Der Revision wird Folge gegeben.

Die angefochtene Entscheidung wird dahin abgeändert, dass das Urteil des Erstgerichts wiederhergestellt wird.

Die klagende Partei ist schuldig, der Beklagten die mit 4.237,74 EUR (darin 467,79 EUR Umsatzsteuer und 1.431 EUR Barauslagen) bestimmten Kosten des Rechtsmittelverfahrens binnen 14 Tagen zu ersetzen.

Text

Entscheidungsgründe:

Der klagende Gemeindeverband ist der Träger des Bezirkskrankenhauses L***** (BKH). Sein Obmann ist Dr. A*****.

Die Beklagte betreibt das Online-Magazin „d*****.at/*****“ eine Online-Plattform für elektronische Medien. Diese Plattform ermöglicht es registrierten Nutzern, grundsätzlich in Form von Postings eigene Beiträge, Redaktions- und Diskussionskommentare in Zusammenhang mit jeweiligen Artikeln des Online-Magazins zu verfassen bzw zu posten.
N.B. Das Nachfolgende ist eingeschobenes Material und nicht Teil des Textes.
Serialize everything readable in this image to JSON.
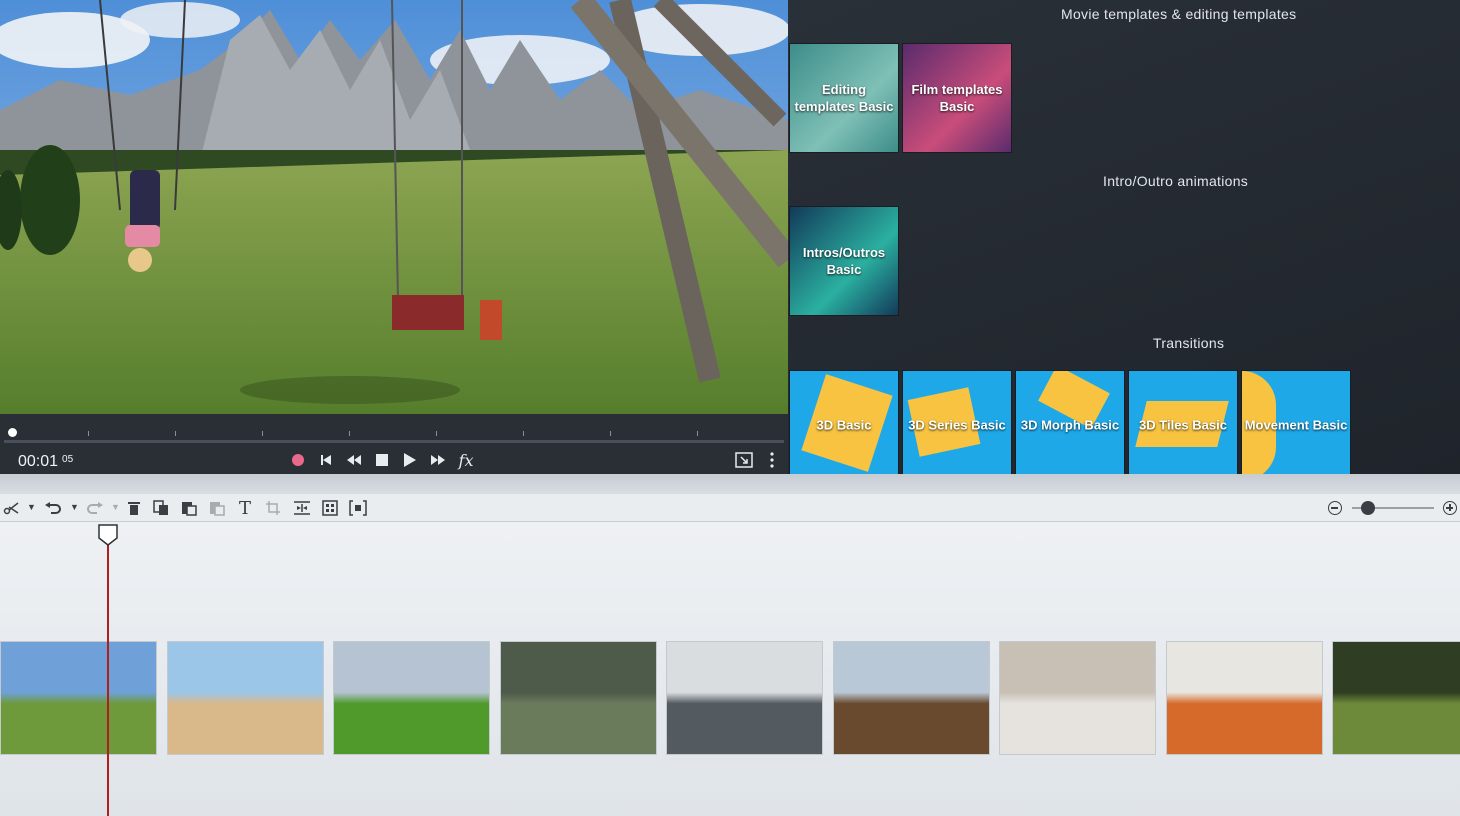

Das Magazin ist ein regionales Medium im Online-Bereich, das hauptsächlich tagesaktuell über die Region, Politik, Sport usw berichtet und seine Berichterstattung im Impressum wie folgt beschreibt: „d*****.at ist ein liberales weltoffenes Online-Medium, unabhängig von politischen Parteien, Institutionen und Interessengruppen. Wir wenden uns an alle LeserInnen, die hohe Ansprüche an eine gründliche und umfassende Berichterstattung sowie an eine fundierte sachgerechte Kommentierung auf den Gebieten von Wirtschaft, Politik, Kultur und Gesellschaft stellen.“

Seit der Gründung von d*****.at 2010 gibt es monatlich rund 90.000 unterschiedliche Nutzer der Website, 15.000 Artikel und dazu 20.000 Kommentare von registrierten Nutzern. Jeder Beitrag, ob von einem Mitarbeiter selbst verfasst oder von einem Poster, wird durch einen anderen Mitarbeiter zur Kontrolle gelesen, freigegeben und erst dann veröffentlicht. Den Mitarbeitern sind die Kommentatoren mit den häufigsten Kommentaren bekannt; Auffälligkeiten werden im Auge behalten und wird bei der Kontrolle nach „Hausverstandskriterien“ (nicht beleidigend, nicht persönlich untergriffig und dergleichen) etwaig rufschädigendes, sexistisches und rechtsradikales Material aussortiert und gar nicht erst veröffentlicht. Dabei wird etwa auch davon ausgegangen, dass Politik diskutierbar ist.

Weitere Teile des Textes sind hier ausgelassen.